Article ID Journal Published Year Pages File Type
5559442 Chemico-Biological Interactions 2017 9 Pages PDF
Abstract

•Glucose deprivation impairs redox status of cellular pyridine nucleotides.•Glucose stress enhances cytosolic aerobic glycolysis but not mitochondrial activity.•The increase in malic enzyme activity provides pyruvate under low glucose condition.•Cytosolic catabolism of mitochondrial substrates spares glucose for aerobic glycolysis.•Colonic carcinoma cells employ metabolic alterations to alleviate glucose stress.

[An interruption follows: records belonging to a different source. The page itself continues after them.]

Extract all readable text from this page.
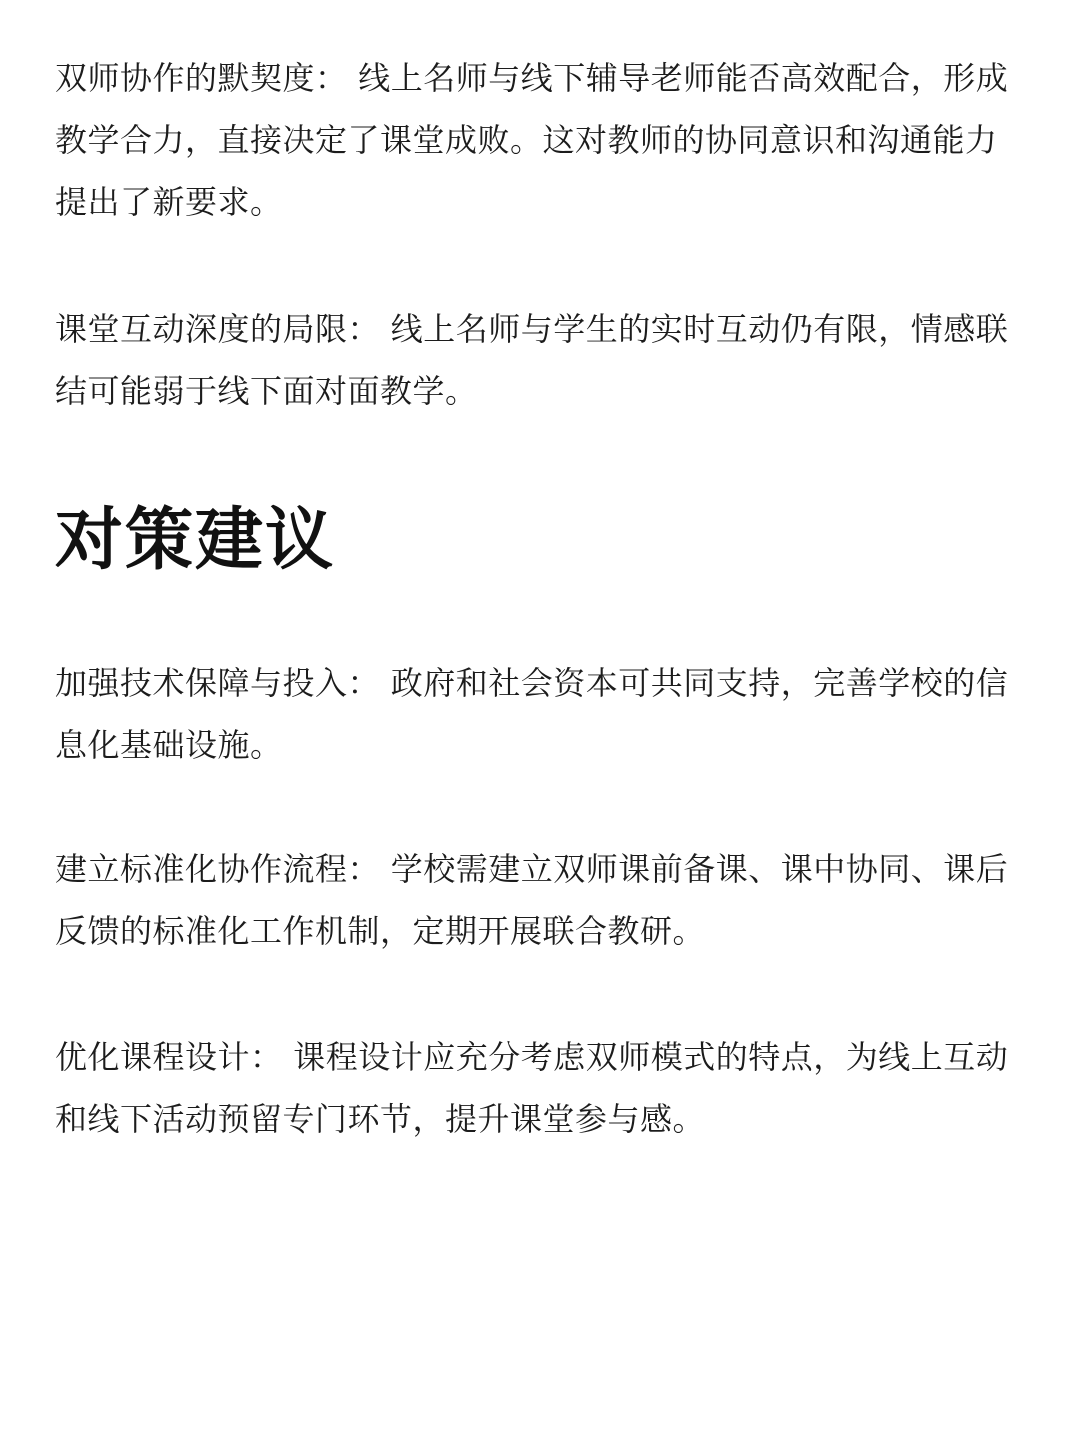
双师协作的默契度： 线上名师与线下辅导老师能否高效配合，形成教学合力，直接决定了课堂成败。这对教师的协同意识和沟通能力提出了新要求。

课堂互动深度的局限： 线上名师与学生的实时互动仍有限，情感联结可能弱于线下面对面教学。

对策建议

加强技术保障与投入： 政府和社会资本可共同支持，完善学校的信息化基础设施。

建立标准化协作流程： 学校需建立双师课前备课、课中协同、课后反馈的标准化工作机制，定期开展联合教研。

优化课程设计： 课程设计应充分考虑双师模式的特点，为线上互动和线下活动预留专门环节，提升课堂参与感。
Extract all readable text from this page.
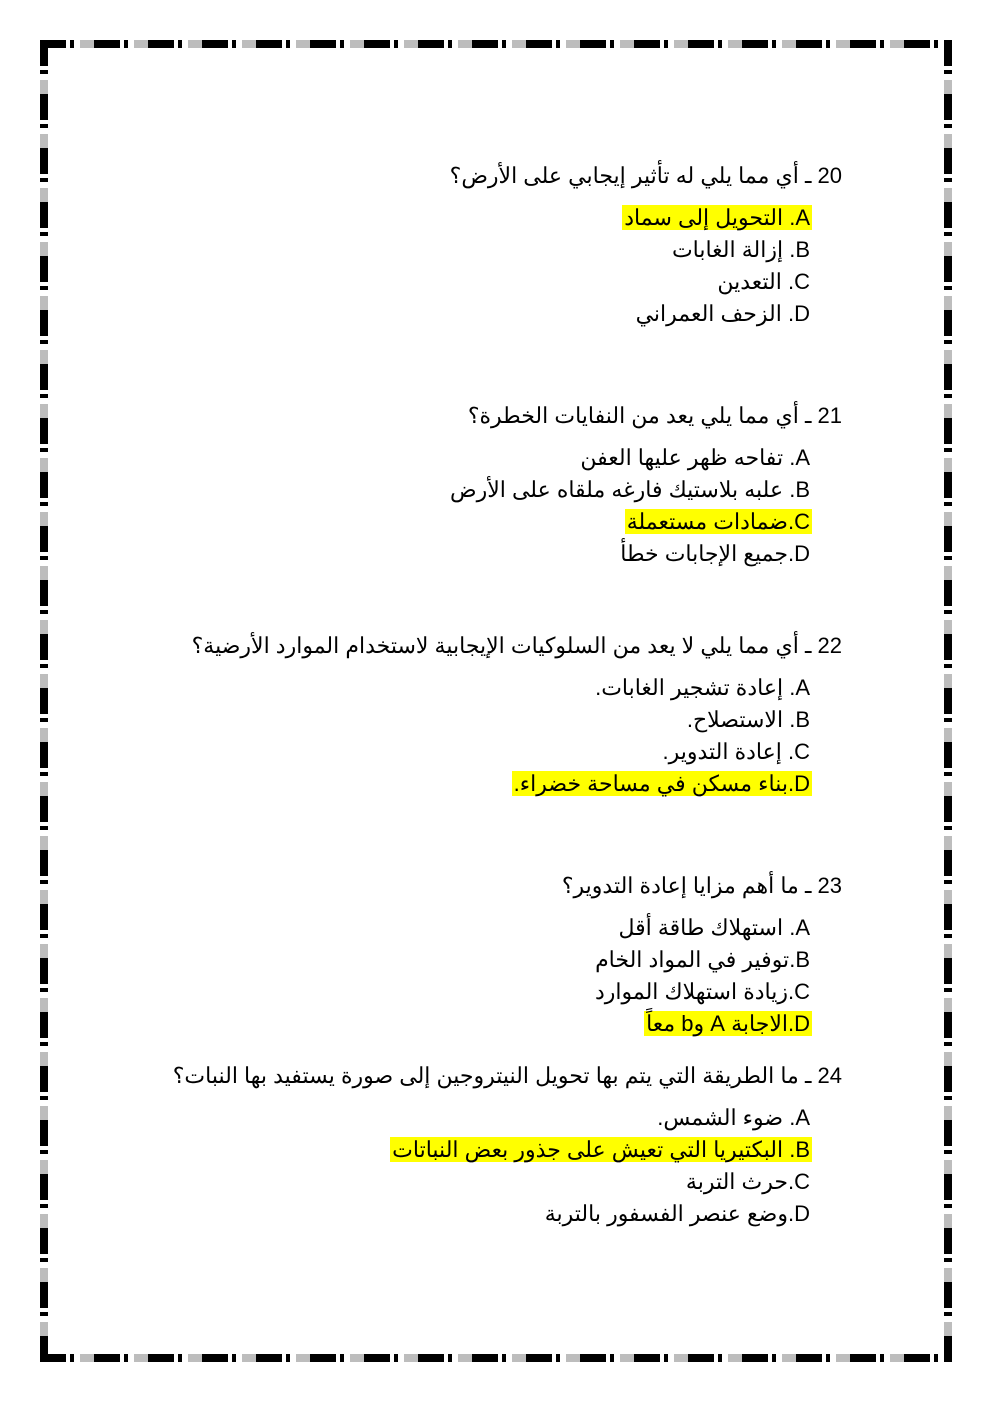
20 ـ أي مما يلي له تأثير إيجابي على الأرض؟
A. التحويل إلى سماد
B. إزالة الغابات
C. التعدين
D. الزحف العمراني
21 ـ أي مما يلي يعد من النفايات الخطرة؟
A. تفاحه ظهر عليها العفن
B. علبه بلاستيك فارغه ملقاه على الأرض
C.ضمادات مستعملة
D.جميع الإجابات خطأ
22 ـ أي مما يلي لا يعد من السلوكيات الإيجابية لاستخدام الموارد الأرضية؟
A. إعادة تشجير الغابات.
B. الاستصلاح.
C. إعادة التدوير.
D.بناء مسكن في مساحة خضراء.
23 ـ ما أهم مزايا إعادة التدوير؟
A. استهلاك طاقة أقل
B.توفير في المواد الخام
C.زيادة استهلاك الموارد
D.الاجابة A وb معاً
24 ـ ما الطريقة التي يتم بها تحويل النيتروجين إلى صورة يستفيد بها النبات؟
A. ضوء الشمس.
B. البكتيريا التي تعيش على جذور بعض النباتات
C.حرث التربة
D.وضع عنصر الفسفور بالتربة
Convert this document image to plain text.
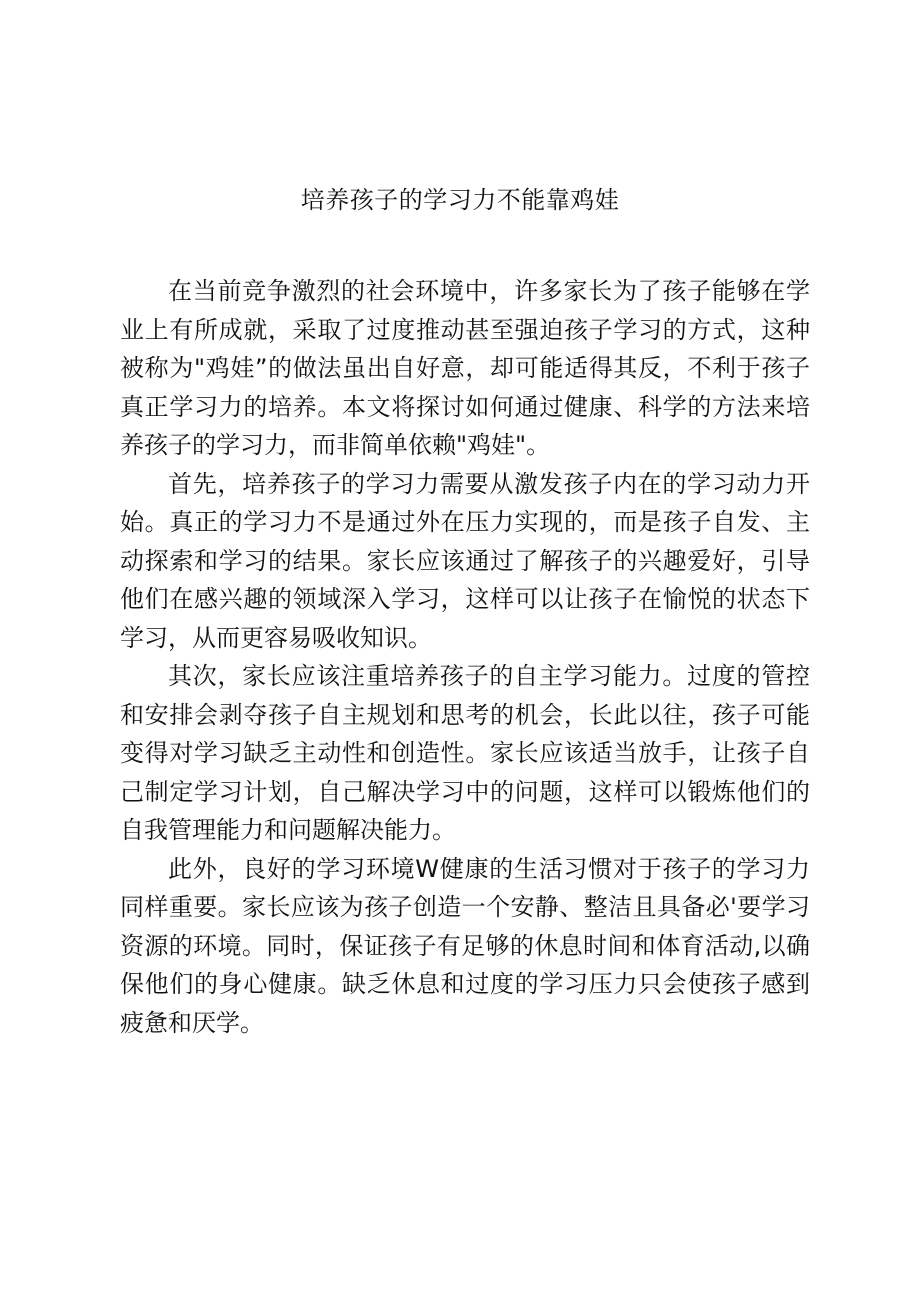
培养孩子的学习力不能靠鸡娃

在当前竞争激烈的社会环境中，许多家长为了孩子能够在学业上有所成就，采取了过度推动甚至强迫孩子学习的方式，这种被称为"鸡娃”的做法虽出自好意，却可能适得其反，不利于孩子真正学习力的培养。本文将探讨如何通过健康、科学的方法来培养孩子的学习力，而非简单依赖"鸡娃"。

首先，培养孩子的学习力需要从激发孩子内在的学习动力开始。真正的学习力不是通过外在压力实现的，而是孩子自发、主动探索和学习的结果。家长应该通过了解孩子的兴趣爱好，引导他们在感兴趣的领域深入学习，这样可以让孩子在愉悦的状态下学习，从而更容易吸收知识。

其次，家长应该注重培养孩子的自主学习能力。过度的管控和安排会剥夺孩子自主规划和思考的机会，长此以往，孩子可能变得对学习缺乏主动性和创造性。家长应该适当放手，让孩子自己制定学习计划，自己解决学习中的问题，这样可以锻炼他们的自我管理能力和问题解决能力。

此外，良好的学习环境W健康的生活习惯对于孩子的学习力同样重要。家长应该为孩子创造一个安静、整洁且具备必'要学习资源的环境。同时，保证孩子有足够的休息时间和体育活动,以确保他们的身心健康。缺乏休息和过度的学习压力只会使孩子感到疲惫和厌学。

In this study, we investigated how colonic epithelial cells maintained pyridine nucleotide (NADH/NAD+) redox homeostasis upon acute metabolic variation imposed by glucose deprivation or supplementation with mitochondrial substrates, succinate and malate/glutamate (M/G). Our results showed that low glucose caused cellular NADH/NAD+ redox imbalance that diminished lactate dehydrogenase (LDH) activity and resulted in lower lactate contents. The concurrent activation of malic enzyme (ME) suggested a role for malate in preserving cellular pyruvate that remained unchanged at low glucose. Mitochondrial substrates restored cellular NADH/NAD+ redox homeostasis at low glucose in association with specific compartmental catabolism of mitochondrial substrates. As compared with normal glucose, M/G and low glucose promoted glycolytic ATP production but inhibited mitochondrial-derived ATP generation in association with decreased glucose availability for mitochondrial respiration. At normal glucose, succinate and M/G enhanced mitochondrial respiratory activity, but had minimal impact on mitochondrial-derived ATP production. Collectively, these results are consistent with low glucose-induced NADH/NAD+ redox imbalance in association with decreased aerobic glycolysis that is reversed by supplementation with M/G but not succinate.